EL GOBIERNO PERDONA MILLONES MIENTRAS LA CNS SE HUNDELa aprobación del Decreto Supremo 5618 volvió a colocar al Gobierno en el centro de las críticas tras oficializarse la eliminación de años de fiscalizaciones y procesos de cobro contra cooperativas auríferas observadas por millonarias obligaciones pendientes con la Caja Nacional de Salud (CNS). La medida alcanza a FERRECO R.L. y FECOMAN L.P. R.L., organizaciones que acumulaban observaciones económicas superiores a los 95 millones de bolivianos.
La disposición generó malestar inmediato debido a la delicada situación financiera y operativa que atraviesa la CNS. Miles de asegurados denuncian diariamente retrasos en consultas, falta de especialistas, suspensión de cirugías y escasez de medicamentos. En ese escenario, distintos sectores consideran que el decreto representa un golpe directo a la estabilidad económica de la institución encargada de brindar atención médica a trabajadores y sus familias.
La molestia creció porque la norma beneficia a cooperativas vinculadas a la explotación del oro, actividad que en los últimos años registró importantes ganancias por el incremento sostenido del precio internacional del mineral. Para asegurados y trabajadores, resulta incomprensible que organizaciones con elevada capacidad económica reciban facilidades extraordinarias mientras la población debe soportar descuentos obligatorios y un sistema sanitario deteriorado.
“Si un trabajador deja de pagar, le llegan sanciones de inmediato. Aquí se está haciendo desaparecer una deuda multimillonaria”, señalaron dirigentes laborales y afiliados que cuestionaron la decisión gubernamental. Las observaciones apuntan a un trato desigual frente a las obligaciones con el Estado y a una aparente protección política hacia sectores aliados del oficialismo.
El contenido del Decreto 5618 también abrió cuestionamientos sobre el manejo institucional de la seguridad social. Sectores sindicales denunciaron que la medida elimina responsabilidades acumuladas durante casi una década, anulando procesos administrativos y notas de cargo que buscaban recuperar recursos para la CNS. La preocupación principal radica en el impacto económico que tendrá la decisión sobre una entidad que ya enfrenta dificultades para cubrir servicios esenciales.
Pacientes consultados en distintos hospitales expresaron indignación por la medida. Muchos relataron que deben comprar medicamentos con recursos propios debido a la falta de insumos en farmacias hospitalarias, mientras otros esperan meses para acceder a estudios especializados o intervenciones quirúrgicas. Para numerosos asegurados, el decreto transmite la sensación de que existen sectores privilegiados que reciben beneficios imposibles para cualquier ciudadano común.

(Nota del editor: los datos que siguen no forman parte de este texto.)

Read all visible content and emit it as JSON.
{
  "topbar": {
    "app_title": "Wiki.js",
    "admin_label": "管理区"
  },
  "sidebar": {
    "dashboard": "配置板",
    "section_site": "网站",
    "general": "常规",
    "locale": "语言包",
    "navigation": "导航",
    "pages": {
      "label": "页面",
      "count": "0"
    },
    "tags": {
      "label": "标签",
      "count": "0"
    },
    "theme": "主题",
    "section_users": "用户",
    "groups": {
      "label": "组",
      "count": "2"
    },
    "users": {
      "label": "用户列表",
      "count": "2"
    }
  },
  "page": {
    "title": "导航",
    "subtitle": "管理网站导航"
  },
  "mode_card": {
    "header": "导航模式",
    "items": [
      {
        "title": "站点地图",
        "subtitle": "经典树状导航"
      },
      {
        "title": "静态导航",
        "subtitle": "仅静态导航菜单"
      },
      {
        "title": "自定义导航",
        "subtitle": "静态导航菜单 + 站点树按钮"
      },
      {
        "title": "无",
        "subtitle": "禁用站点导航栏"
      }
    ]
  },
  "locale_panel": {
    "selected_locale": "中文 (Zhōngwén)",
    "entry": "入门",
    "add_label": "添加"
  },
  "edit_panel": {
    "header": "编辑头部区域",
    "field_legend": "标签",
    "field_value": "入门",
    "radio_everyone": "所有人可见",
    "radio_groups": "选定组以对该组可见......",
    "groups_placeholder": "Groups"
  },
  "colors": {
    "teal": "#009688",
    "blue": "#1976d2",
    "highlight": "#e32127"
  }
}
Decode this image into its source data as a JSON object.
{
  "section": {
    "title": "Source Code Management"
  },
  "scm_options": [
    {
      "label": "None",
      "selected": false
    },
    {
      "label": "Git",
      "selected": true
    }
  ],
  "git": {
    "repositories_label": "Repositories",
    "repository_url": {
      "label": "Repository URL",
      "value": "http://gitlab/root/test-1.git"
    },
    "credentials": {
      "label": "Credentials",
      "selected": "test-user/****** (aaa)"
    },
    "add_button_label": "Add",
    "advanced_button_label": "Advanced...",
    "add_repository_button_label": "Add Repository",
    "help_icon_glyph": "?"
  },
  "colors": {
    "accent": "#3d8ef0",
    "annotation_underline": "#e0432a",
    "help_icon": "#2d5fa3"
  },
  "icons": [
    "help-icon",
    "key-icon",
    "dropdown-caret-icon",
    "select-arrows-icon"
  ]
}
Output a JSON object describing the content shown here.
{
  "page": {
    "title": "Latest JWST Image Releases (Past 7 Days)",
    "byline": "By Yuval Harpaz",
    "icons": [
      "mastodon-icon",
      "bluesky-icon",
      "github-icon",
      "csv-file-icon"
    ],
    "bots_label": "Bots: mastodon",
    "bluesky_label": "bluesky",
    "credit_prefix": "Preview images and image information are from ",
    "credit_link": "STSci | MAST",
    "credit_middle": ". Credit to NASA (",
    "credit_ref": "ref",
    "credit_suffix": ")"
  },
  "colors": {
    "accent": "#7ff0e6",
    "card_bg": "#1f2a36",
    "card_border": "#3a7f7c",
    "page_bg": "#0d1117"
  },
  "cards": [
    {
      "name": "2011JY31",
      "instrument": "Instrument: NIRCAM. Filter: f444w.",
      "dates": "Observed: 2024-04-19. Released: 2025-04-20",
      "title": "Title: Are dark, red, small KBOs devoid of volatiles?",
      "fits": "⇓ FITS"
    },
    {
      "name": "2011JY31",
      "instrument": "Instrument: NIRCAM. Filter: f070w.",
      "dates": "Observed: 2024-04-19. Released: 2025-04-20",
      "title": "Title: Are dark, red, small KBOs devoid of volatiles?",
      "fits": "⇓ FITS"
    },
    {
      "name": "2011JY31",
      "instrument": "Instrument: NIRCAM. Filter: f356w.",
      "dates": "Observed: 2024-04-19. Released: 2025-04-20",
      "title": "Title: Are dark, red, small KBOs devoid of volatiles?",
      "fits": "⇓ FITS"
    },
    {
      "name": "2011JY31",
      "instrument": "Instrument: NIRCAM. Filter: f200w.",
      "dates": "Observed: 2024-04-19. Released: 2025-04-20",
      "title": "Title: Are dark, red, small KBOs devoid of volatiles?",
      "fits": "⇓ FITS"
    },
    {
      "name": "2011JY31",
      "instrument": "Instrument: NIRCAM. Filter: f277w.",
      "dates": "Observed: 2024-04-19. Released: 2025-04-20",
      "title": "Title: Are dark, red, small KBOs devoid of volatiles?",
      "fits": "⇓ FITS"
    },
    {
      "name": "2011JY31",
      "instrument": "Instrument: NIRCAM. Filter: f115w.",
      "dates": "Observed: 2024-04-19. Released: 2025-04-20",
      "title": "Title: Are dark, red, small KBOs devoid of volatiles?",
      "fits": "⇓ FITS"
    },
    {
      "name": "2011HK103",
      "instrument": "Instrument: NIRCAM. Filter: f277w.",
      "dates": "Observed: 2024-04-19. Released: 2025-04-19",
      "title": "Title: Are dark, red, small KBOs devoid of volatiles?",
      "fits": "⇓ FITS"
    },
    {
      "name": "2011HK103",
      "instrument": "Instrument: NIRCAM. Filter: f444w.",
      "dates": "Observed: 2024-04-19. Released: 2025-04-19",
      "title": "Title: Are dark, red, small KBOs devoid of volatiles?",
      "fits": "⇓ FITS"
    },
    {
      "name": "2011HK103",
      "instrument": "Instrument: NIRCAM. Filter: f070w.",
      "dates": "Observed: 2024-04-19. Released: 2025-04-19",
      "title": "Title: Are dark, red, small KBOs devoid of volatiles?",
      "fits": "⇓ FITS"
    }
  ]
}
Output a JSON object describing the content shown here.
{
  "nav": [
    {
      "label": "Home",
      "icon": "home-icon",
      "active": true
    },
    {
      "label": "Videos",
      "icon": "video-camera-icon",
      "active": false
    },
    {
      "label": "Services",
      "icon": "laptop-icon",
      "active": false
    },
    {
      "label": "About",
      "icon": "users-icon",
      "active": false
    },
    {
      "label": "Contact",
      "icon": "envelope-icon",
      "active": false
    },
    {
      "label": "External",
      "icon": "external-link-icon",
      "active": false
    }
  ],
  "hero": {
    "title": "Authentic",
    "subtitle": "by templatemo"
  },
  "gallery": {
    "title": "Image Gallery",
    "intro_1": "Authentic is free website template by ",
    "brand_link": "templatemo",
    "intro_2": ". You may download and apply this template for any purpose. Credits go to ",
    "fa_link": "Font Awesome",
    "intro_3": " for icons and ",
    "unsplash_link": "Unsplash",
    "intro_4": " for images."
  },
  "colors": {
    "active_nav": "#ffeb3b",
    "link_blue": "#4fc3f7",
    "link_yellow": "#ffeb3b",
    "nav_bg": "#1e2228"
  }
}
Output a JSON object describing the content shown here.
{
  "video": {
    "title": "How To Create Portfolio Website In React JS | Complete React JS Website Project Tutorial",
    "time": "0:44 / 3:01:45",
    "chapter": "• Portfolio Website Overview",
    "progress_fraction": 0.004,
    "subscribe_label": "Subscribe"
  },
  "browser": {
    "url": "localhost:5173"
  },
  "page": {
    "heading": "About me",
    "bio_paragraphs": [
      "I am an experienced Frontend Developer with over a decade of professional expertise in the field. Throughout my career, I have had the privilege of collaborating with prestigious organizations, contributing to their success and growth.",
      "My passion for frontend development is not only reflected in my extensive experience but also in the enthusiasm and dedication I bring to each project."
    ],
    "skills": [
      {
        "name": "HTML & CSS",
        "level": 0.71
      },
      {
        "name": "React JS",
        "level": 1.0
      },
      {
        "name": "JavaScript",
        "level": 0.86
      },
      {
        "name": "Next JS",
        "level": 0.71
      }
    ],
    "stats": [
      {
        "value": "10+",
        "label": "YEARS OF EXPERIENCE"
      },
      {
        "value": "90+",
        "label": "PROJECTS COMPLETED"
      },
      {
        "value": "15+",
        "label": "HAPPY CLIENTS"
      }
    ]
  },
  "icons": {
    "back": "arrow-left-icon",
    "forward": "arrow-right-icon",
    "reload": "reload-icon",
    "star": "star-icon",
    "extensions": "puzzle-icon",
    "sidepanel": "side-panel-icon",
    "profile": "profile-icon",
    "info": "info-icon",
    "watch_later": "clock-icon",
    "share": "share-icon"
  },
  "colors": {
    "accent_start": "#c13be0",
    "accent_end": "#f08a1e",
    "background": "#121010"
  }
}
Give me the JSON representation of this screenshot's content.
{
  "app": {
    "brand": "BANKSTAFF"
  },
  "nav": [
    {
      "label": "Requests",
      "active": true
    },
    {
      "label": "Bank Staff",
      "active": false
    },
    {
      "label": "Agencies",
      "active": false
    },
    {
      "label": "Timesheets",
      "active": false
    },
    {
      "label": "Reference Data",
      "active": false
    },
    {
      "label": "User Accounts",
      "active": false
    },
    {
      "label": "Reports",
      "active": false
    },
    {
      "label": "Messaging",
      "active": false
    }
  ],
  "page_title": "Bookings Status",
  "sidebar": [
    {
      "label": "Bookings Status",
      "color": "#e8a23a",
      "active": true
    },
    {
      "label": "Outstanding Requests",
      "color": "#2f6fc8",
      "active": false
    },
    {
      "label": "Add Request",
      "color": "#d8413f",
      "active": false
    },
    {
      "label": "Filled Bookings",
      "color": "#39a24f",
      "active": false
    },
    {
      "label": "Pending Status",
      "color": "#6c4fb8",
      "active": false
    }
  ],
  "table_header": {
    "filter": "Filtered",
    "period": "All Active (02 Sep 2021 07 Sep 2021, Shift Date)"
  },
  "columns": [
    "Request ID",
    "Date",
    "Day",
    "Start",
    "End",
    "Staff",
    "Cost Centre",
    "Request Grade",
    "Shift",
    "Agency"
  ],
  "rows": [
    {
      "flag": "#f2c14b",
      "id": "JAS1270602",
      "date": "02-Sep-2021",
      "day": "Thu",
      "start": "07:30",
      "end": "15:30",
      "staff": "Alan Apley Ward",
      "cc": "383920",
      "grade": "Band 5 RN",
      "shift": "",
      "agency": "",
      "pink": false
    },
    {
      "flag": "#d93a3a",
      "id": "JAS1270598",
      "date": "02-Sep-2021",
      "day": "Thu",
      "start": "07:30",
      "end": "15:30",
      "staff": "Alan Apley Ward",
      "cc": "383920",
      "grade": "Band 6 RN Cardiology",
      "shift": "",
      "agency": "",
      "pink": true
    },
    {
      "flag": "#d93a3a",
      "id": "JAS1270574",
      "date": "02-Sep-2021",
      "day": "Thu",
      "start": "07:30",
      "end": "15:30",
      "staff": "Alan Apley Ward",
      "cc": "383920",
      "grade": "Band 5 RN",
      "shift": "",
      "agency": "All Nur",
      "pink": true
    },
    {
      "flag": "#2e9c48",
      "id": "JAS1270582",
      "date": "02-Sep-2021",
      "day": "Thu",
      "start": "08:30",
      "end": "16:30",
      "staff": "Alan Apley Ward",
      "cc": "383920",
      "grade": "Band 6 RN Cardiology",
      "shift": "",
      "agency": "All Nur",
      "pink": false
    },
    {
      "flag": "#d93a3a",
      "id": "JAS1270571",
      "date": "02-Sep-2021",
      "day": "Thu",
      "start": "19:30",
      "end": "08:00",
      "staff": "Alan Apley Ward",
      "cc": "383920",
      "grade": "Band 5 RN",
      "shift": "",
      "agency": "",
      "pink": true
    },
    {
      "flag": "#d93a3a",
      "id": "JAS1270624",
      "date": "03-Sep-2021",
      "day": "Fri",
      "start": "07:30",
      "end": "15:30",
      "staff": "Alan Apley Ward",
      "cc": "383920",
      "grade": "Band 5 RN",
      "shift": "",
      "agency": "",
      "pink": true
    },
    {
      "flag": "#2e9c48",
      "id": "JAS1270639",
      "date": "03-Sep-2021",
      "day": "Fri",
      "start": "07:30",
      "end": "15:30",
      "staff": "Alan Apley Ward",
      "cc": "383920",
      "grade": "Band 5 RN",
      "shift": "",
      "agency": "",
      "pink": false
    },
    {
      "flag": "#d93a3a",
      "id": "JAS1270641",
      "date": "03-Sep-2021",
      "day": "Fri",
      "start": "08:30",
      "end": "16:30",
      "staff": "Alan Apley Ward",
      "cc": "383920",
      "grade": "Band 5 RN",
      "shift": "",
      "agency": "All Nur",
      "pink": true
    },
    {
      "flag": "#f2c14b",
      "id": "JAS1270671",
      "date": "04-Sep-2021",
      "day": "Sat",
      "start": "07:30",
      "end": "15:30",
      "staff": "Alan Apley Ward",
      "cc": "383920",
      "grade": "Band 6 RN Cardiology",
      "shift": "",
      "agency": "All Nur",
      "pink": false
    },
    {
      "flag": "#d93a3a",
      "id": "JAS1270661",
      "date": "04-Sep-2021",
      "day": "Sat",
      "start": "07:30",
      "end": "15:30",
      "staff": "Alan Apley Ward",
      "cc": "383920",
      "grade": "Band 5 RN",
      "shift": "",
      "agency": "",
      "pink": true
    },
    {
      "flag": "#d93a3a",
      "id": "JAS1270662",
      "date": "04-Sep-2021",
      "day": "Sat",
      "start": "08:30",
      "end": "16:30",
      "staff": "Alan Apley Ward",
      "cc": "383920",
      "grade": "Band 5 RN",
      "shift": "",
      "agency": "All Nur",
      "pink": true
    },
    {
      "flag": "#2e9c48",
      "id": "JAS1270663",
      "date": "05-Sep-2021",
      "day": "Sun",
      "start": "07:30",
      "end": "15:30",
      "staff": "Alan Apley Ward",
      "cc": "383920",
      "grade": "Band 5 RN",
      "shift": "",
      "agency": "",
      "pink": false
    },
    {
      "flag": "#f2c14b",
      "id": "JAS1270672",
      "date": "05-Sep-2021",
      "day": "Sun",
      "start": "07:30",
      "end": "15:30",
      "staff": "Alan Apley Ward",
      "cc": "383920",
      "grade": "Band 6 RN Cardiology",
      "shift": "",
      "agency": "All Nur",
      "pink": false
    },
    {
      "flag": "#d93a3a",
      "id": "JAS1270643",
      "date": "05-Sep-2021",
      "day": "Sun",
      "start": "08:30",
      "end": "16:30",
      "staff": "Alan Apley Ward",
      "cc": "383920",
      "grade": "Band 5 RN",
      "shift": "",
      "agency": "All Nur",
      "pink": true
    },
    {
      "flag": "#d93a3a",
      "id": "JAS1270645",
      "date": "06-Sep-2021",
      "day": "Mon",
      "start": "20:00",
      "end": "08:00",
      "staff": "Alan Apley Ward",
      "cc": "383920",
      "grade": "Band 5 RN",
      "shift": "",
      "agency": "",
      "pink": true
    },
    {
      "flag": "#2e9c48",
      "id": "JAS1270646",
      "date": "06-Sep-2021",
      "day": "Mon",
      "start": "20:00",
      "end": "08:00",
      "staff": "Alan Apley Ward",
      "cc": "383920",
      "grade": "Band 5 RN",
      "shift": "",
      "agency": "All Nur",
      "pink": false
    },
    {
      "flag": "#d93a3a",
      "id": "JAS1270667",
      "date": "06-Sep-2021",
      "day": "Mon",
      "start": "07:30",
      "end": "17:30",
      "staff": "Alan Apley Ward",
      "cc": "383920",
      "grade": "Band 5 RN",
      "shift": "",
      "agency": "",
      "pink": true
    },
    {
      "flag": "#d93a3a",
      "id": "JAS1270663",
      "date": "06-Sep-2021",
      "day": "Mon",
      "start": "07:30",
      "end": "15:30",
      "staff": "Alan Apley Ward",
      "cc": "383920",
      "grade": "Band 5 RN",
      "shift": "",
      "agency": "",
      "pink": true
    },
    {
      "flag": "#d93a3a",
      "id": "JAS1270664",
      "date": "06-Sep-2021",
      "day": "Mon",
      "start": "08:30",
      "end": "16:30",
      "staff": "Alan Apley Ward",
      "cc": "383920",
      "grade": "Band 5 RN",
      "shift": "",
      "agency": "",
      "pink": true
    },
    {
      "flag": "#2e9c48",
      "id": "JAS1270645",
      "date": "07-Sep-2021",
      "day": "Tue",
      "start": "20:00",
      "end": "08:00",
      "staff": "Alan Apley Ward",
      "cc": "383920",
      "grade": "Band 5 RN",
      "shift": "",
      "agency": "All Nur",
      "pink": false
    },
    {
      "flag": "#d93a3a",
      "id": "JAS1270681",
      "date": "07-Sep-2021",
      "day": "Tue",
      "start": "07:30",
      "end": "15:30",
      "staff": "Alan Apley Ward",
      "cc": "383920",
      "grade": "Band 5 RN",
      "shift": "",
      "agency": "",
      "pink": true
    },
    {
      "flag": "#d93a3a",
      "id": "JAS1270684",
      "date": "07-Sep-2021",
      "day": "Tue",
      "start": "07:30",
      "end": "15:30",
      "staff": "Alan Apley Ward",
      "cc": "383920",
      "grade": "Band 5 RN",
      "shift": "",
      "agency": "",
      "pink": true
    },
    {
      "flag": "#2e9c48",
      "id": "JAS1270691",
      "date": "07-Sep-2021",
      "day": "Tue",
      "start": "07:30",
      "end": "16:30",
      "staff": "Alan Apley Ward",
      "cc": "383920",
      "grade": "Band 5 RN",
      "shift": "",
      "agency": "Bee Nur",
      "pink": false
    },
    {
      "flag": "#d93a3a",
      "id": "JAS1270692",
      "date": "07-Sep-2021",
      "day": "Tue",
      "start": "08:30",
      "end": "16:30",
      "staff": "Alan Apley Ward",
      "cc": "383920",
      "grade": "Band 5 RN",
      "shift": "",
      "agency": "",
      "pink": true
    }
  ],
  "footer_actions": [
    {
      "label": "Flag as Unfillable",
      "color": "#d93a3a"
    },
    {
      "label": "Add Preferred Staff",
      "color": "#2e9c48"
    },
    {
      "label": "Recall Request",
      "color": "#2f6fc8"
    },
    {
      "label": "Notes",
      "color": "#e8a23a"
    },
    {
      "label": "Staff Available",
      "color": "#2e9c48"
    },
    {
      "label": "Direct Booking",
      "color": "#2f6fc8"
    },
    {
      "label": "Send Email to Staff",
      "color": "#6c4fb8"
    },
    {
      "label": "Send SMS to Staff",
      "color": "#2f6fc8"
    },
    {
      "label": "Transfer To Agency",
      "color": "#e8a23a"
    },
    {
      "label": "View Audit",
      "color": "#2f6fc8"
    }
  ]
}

Las críticas también alcanzaron el vínculo político entre el Gobierno y el cooperativismo minero. Diversos sectores sostienen que la norma busca preservar alianzas estratégicas con organizaciones que históricamente tuvieron capacidad de presión y movilización. Según las denuncias, la administración estatal habría optado por priorizar acuerdos políticos antes que la recuperación de recursos destinados a la salud pública.
El rechazo se amplificó en redes sociales y espacios sindicales, donde usuarios calificaron el decreto como una medida injusta y perjudicial para la población asegurada. Varios trabajadores recordaron que los aportes a la seguridad social son descontados mensualmente de sus salarios sin posibilidad de retraso ni negociación, situación completamente distinta a la aplicada con las cooperativas beneficiadas.